I need extract images from a PDF page section.
For example consider there is a PDF page which has couple of images on top of the page & couple of images on bottom of the page. I want to extract the images on top of the page.
So far what I tried is :
- Using ghostscript cropped the pdf -
gs -o$croppedPdfFilepath -sDEVICE=pdfwrite -c "[/CropBox [31.46 690.22 560.54 839]" -c "/PAGES pdfmark" -sPageList=12 -f $originalPdfFilepath
- Then pass the cropped image to pdfimages to extract the images -
pdfimages -j "$croppedPdfFilepath" $outputDirectory/image
But the problem is pdfimages
is extracting all the images on that page (From the top & the bottom), even though when I view the cropped PDF it has only the images on top of the page.
After some research it looks like the CropBox
only hides the cropped content from view but the PDF source still has the content.
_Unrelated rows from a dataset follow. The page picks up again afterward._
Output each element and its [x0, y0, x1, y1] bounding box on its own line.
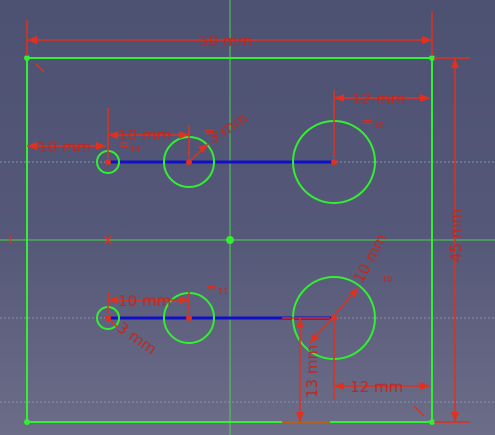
corner-hint-bottom: [413, 405, 425, 417]
dim-left-top-10[interactable]: 10 mm: [38, 138, 91, 156]
corner-point-bottom-left[interactable]: [24, 419, 30, 425]
dim-height-45[interactable]: 45 mm: [447, 209, 465, 262]
equal-constraint-top-left[interactable]: =: [119, 138, 130, 153]
corner-point-top-left[interactable]: [24, 55, 30, 61]
dim-left-bottom-10[interactable]: 10 mm: [118, 292, 171, 310]
equal-constraint-sub: 12: [215, 131, 225, 140]
center-point[interactable]: [105, 159, 111, 165]
grid-lines: [0, 161, 495, 403]
equal-constraint-top-right[interactable]: =: [362, 115, 373, 130]
equal-constraint-sub: 14: [130, 144, 140, 153]
dim-small-radius-bottom[interactable]: 3 mm: [114, 319, 160, 359]
origin-point[interactable]: [226, 236, 234, 244]
dim-right-bottom-12[interactable]: 12 mm: [350, 378, 403, 396]
outline-rectangle[interactable]: [26, 57, 433, 423]
corner-point-top-right[interactable]: [429, 55, 435, 61]
dim-bottom-13[interactable]: 13 mm: [303, 345, 321, 398]
equal-constraint-sub: 11: [218, 287, 228, 296]
corner-hint-top: [35, 63, 45, 73]
center-point[interactable]: [331, 159, 337, 165]
dim-width-50[interactable]: 50 mm: [199, 32, 252, 50]
dim-right-top-12[interactable]: 12 mm: [352, 90, 405, 108]
dim-hole-spacing-top-10[interactable]: 10 mm: [118, 126, 171, 144]
corner-point-bottom-right[interactable]: [429, 419, 435, 425]
center-point[interactable]: [186, 315, 192, 321]
equal-constraint-bottom-mid[interactable]: =: [206, 281, 217, 296]
equal-constraint-top-mid[interactable]: =: [204, 125, 215, 140]
dimension-lines: [9, 12, 470, 423]
dim-big-radius-sub: 10: [382, 275, 392, 284]
dimension-arrows: [27, 36, 459, 422]
equal-constraint-sub: 10: [374, 121, 384, 130]
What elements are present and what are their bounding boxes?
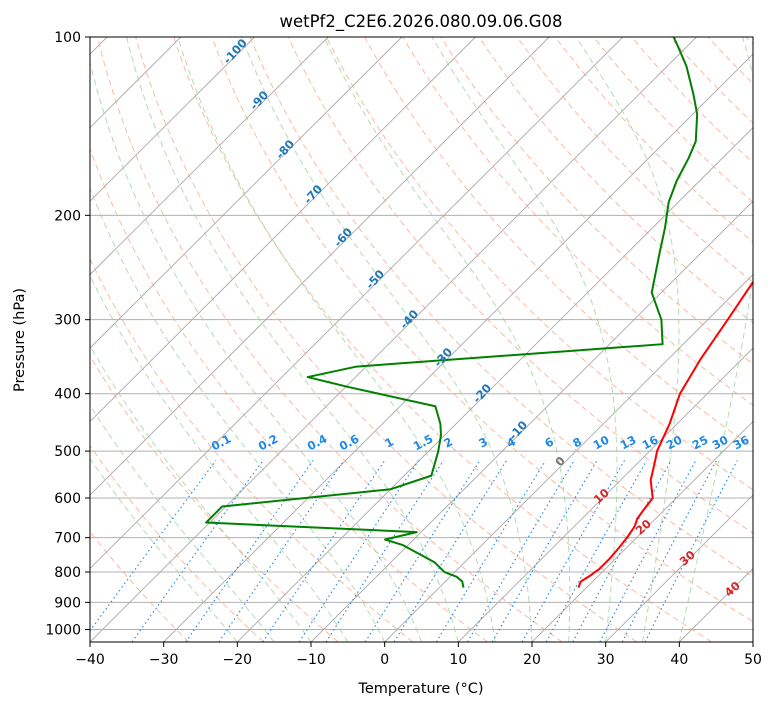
moist-adiabat-line (90, 404, 275, 642)
moist-adiabat-line (90, 344, 312, 642)
dry-adiabat-line (135, 37, 638, 642)
x-tick-label: −40 (75, 652, 105, 668)
isotherm-line (163, 53, 753, 642)
isotherm-line (531, 420, 753, 642)
mixing-ratio-line (298, 460, 420, 642)
chart-title: wetPf2_C2E6.2026.080.09.06.G08 (279, 12, 562, 32)
x-tick-label: 30 (597, 652, 615, 668)
moist-adiabat-line (575, 37, 680, 642)
mixing-ratio-line (262, 460, 386, 642)
y-tick-label: 100 (54, 30, 81, 46)
isotherm-line (90, 37, 550, 496)
mixing-ratio-line (491, 460, 598, 642)
moist-adiabat-line (241, 37, 533, 642)
dry-adiabat-line (287, 37, 753, 534)
y-tick-label: 200 (54, 208, 81, 224)
x-tick-label: 10 (449, 652, 467, 668)
dry-adiabat-line (90, 257, 414, 642)
dry-adiabat-line (211, 37, 753, 623)
isotherm-line (90, 37, 624, 570)
dry-adiabat-line (326, 37, 753, 491)
dry-adiabat-line (478, 37, 753, 324)
moist-adiabat-line (126, 37, 459, 642)
isotherm-line (90, 37, 476, 423)
plot-frame (89, 36, 754, 643)
moist-adiabat-line (90, 186, 386, 642)
y-tick-label: 1000 (45, 622, 81, 638)
x-tick-label: −10 (296, 652, 326, 668)
dry-adiabat-line (593, 37, 753, 203)
x-tick-label: −20 (223, 652, 253, 668)
moist-adiabat-line (90, 274, 349, 642)
dry-adiabat-line (173, 37, 712, 642)
mixing-ratio-line (131, 460, 264, 642)
mixing-ratio-label: 10 (591, 433, 612, 453)
moist-adiabat-line (177, 37, 496, 642)
y-tick-label: 300 (54, 313, 81, 329)
pressure-gridlines (90, 37, 753, 630)
mixing-ratio-line (521, 460, 625, 642)
y-tick-label: 800 (54, 565, 81, 581)
mixing-ratio-line (185, 460, 314, 642)
dry-adiabat-line (97, 37, 563, 642)
dry-adiabat-line (364, 37, 753, 448)
mixing-ratio-label: 20 (664, 433, 685, 453)
x-axis-label: Temperature (°C) (357, 681, 483, 697)
y-tick-label: 400 (54, 387, 81, 403)
dry-adiabat-line (402, 37, 753, 406)
dry-adiabats (90, 37, 753, 642)
isotherm-line (90, 37, 403, 349)
dry-adiabat-line (90, 444, 264, 642)
isotherm-line (237, 126, 753, 642)
moist-adiabats (90, 37, 753, 642)
isotherm-line (90, 37, 255, 202)
x-tick-label: 0 (380, 652, 389, 668)
isotherm-line (384, 273, 753, 642)
mixing-ratio-label: 36 (731, 433, 752, 453)
y-tick-label: 900 (54, 595, 81, 611)
mixing-ratio-lines (90, 460, 738, 642)
y-tick-label: 600 (54, 491, 81, 507)
mixing-ratio-line (467, 460, 575, 642)
moist-adiabat-line (90, 457, 238, 642)
mixing-ratio-line (572, 460, 672, 642)
mixing-ratio-label: 30 (710, 433, 731, 453)
moist-adiabat-line (678, 37, 753, 642)
mixing-ratio-label: 16 (640, 433, 661, 453)
x-tick-label: 20 (523, 652, 541, 668)
temperature-profile-line (577, 280, 753, 589)
x-tick-label: 40 (670, 652, 688, 668)
y-tick-label: 700 (54, 531, 81, 547)
dry-adiabat-line (516, 37, 753, 283)
y-axis-label: Pressure (hPa) (12, 288, 28, 392)
mixing-ratio-label: 13 (618, 433, 639, 453)
moist-adiabat-line (323, 37, 571, 642)
dry-adiabat-line (631, 37, 753, 164)
mixing-ratio-label: 25 (690, 433, 711, 453)
mixing-ratio-line (435, 460, 547, 642)
axes-ticks: −40 −30 −20 −10 0 10 20 30 40 50 100 200 300 400 500 60… (45, 30, 762, 668)
moist-adiabat-line (90, 60, 422, 642)
mixing-ratio-line (218, 460, 345, 642)
isotherm-line (458, 347, 753, 642)
dry-adiabat-line (249, 37, 753, 578)
y-tick-label: 500 (54, 444, 81, 460)
moist-adiabat-line (431, 37, 618, 642)
sounding-profiles (205, 37, 753, 589)
isotherm-line (605, 494, 753, 642)
isotherm-line (90, 37, 329, 276)
x-tick-label: 50 (744, 652, 762, 668)
dewpoint-profile-line (205, 37, 699, 588)
x-tick-label: −30 (149, 652, 179, 668)
mixing-ratio-line (90, 460, 217, 632)
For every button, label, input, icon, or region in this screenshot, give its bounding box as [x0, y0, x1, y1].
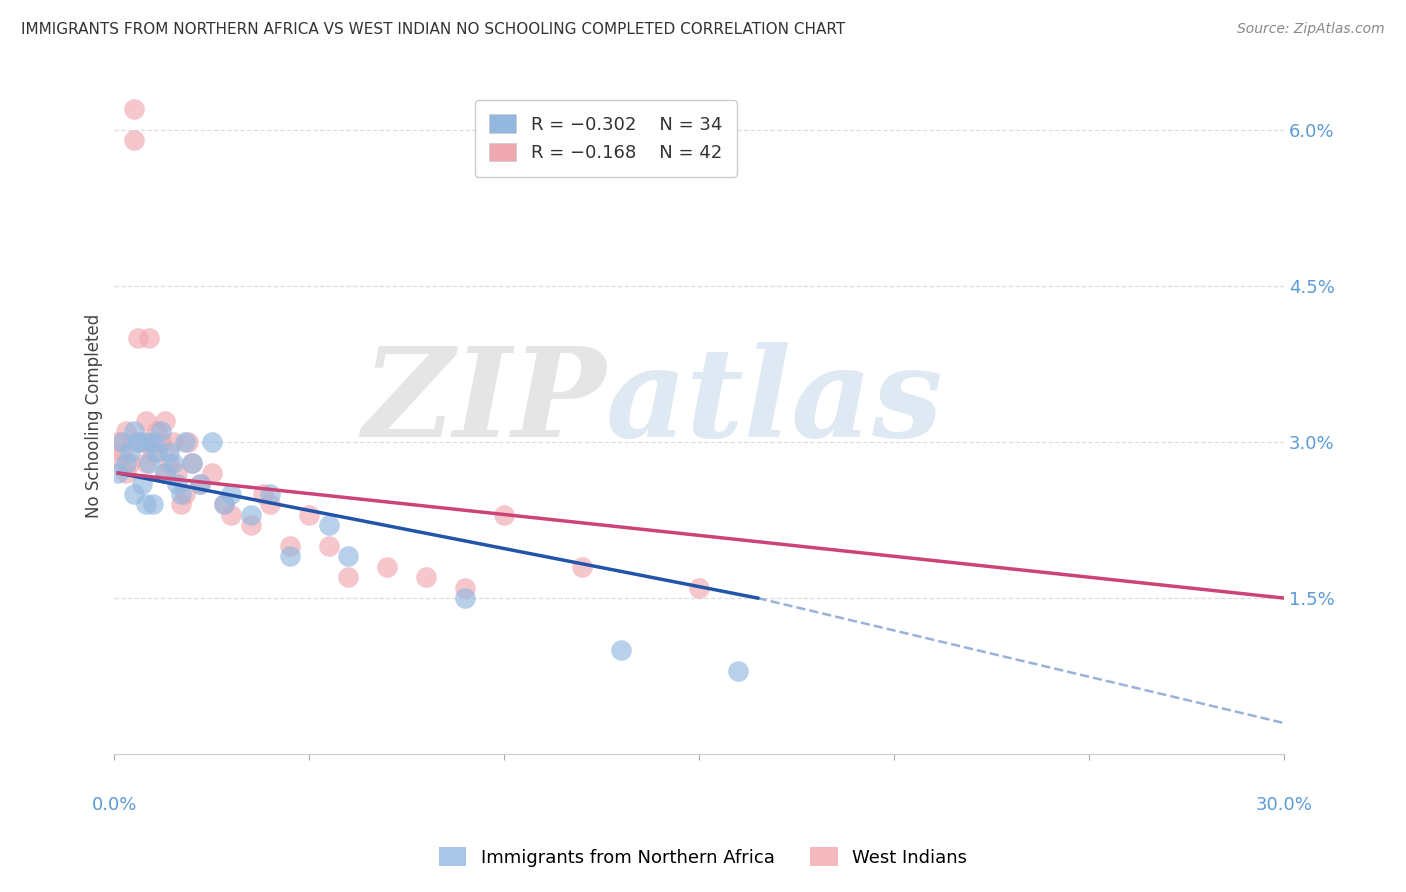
Point [375, 559, 398, 574]
Point [135, 434, 157, 449]
Point [337, 549, 360, 564]
Point [177, 434, 200, 449]
Point [278, 549, 301, 564]
Point [107, 434, 129, 449]
Point [142, 445, 165, 459]
Point [181, 456, 204, 470]
Text: 30.0%: 30.0% [1256, 796, 1312, 814]
Point [118, 456, 141, 470]
Point [150, 434, 173, 449]
Point [688, 581, 710, 595]
Point [138, 456, 160, 470]
Point [107, 456, 129, 470]
Point [153, 466, 176, 480]
Point [494, 508, 516, 522]
Point [122, 425, 145, 439]
Point [252, 487, 274, 501]
Point [146, 425, 169, 439]
Point [298, 508, 321, 522]
Point [166, 476, 188, 491]
Point [122, 133, 145, 147]
Point [170, 497, 193, 511]
Point [239, 508, 262, 522]
Text: IMMIGRANTS FROM NORTHERN AFRICA VS WEST INDIAN NO SCHOOLING COMPLETED CORRELATIO: IMMIGRANTS FROM NORTHERN AFRICA VS WEST … [21, 22, 845, 37]
Point [188, 476, 211, 491]
Point [181, 456, 204, 470]
Text: Source: ZipAtlas.com: Source: ZipAtlas.com [1237, 22, 1385, 37]
Point [127, 434, 149, 449]
Point [115, 425, 138, 439]
Point [278, 539, 301, 553]
Point [162, 456, 184, 470]
Y-axis label: No Schooling Completed: No Schooling Completed [86, 314, 103, 518]
Point [212, 497, 235, 511]
Legend: Immigrants from Northern Africa, West Indians: Immigrants from Northern Africa, West In… [432, 840, 974, 874]
Point [173, 487, 195, 501]
Point [212, 497, 235, 511]
Point [318, 518, 340, 533]
Point [153, 414, 176, 428]
Point [111, 434, 134, 449]
Point [201, 434, 224, 449]
Text: 0.0%: 0.0% [91, 796, 138, 814]
Point [201, 466, 224, 480]
Point [454, 581, 477, 595]
Point [135, 497, 157, 511]
Point [259, 487, 281, 501]
Point [150, 425, 173, 439]
Point [107, 466, 129, 480]
Point [122, 102, 145, 116]
Point [337, 570, 360, 584]
Text: ZIP: ZIP [361, 342, 606, 463]
Point [135, 456, 157, 470]
Point [153, 466, 176, 480]
Point [166, 466, 188, 480]
Text: atlas: atlas [606, 342, 943, 463]
Point [142, 497, 165, 511]
Point [118, 445, 141, 459]
Point [239, 518, 262, 533]
Point [146, 445, 169, 459]
Legend: R = −0.302    N = 34, R = −0.168    N = 42: R = −0.302 N = 34, R = −0.168 N = 42 [475, 100, 737, 177]
Point [188, 476, 211, 491]
Point [111, 445, 134, 459]
Point [157, 445, 180, 459]
Point [170, 487, 193, 501]
Point [131, 476, 153, 491]
Point [122, 487, 145, 501]
Point [221, 508, 243, 522]
Point [115, 466, 138, 480]
Point [221, 487, 243, 501]
Point [727, 664, 749, 678]
Point [127, 331, 149, 345]
Point [415, 570, 437, 584]
Point [162, 434, 184, 449]
Point [115, 456, 138, 470]
Point [571, 559, 593, 574]
Point [259, 497, 281, 511]
Point [454, 591, 477, 606]
Point [135, 414, 157, 428]
Point [610, 643, 633, 657]
Point [157, 456, 180, 470]
Point [138, 331, 160, 345]
Point [131, 434, 153, 449]
Point [142, 434, 165, 449]
Point [318, 539, 340, 553]
Point [173, 434, 195, 449]
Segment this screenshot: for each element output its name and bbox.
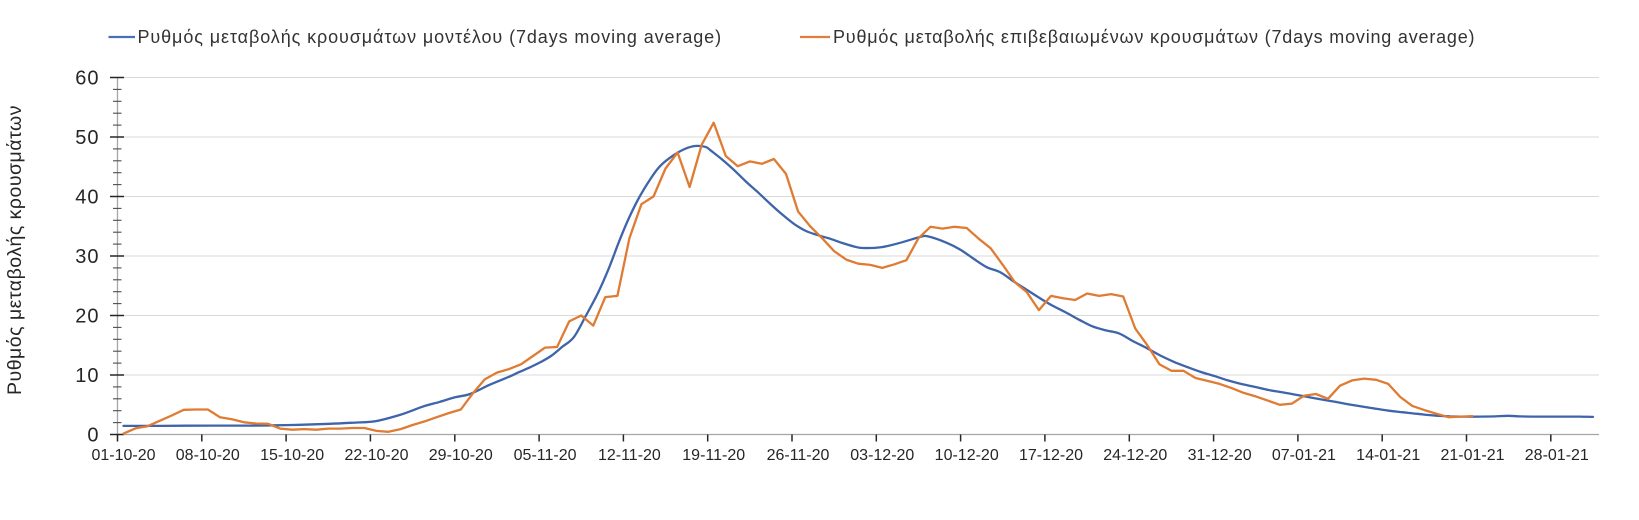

Any guidance to remove the content from the PDF page or any other approach will be helpful. I'm using php
to do it programatically.
References
CodePudding user response:
If you need to extract images based on their page position, you can do it pretty easily with pdftohtml
by parsing the output and then checking for the position of elements using their xml attributes. Here's a very basic example that puts the full path of images in an array if they are positioned less than 200
from the top:
$pdf = '/path/to/test.pdf';
$files = [];
$xml = shell_exec('pdftohtml -stdout -xml ' . $pdf);
$dom = new DOMDocument();
$dom->loadXml($xml);
$images = $dom->getElementsByTagName('image');
foreach ($images as $image) {
$top = $image->getAttribute('top');
if ($top < 200) {
$files[] = dirname($pdf) . '/' . $image->getAttribute('src');
}
}
print_r($files);
Note, contrary to the man page for pdftohtml
, which indicates that it "generates its output in the current working directory", my experience is that it will always generate output in the same directory as the pdf being read.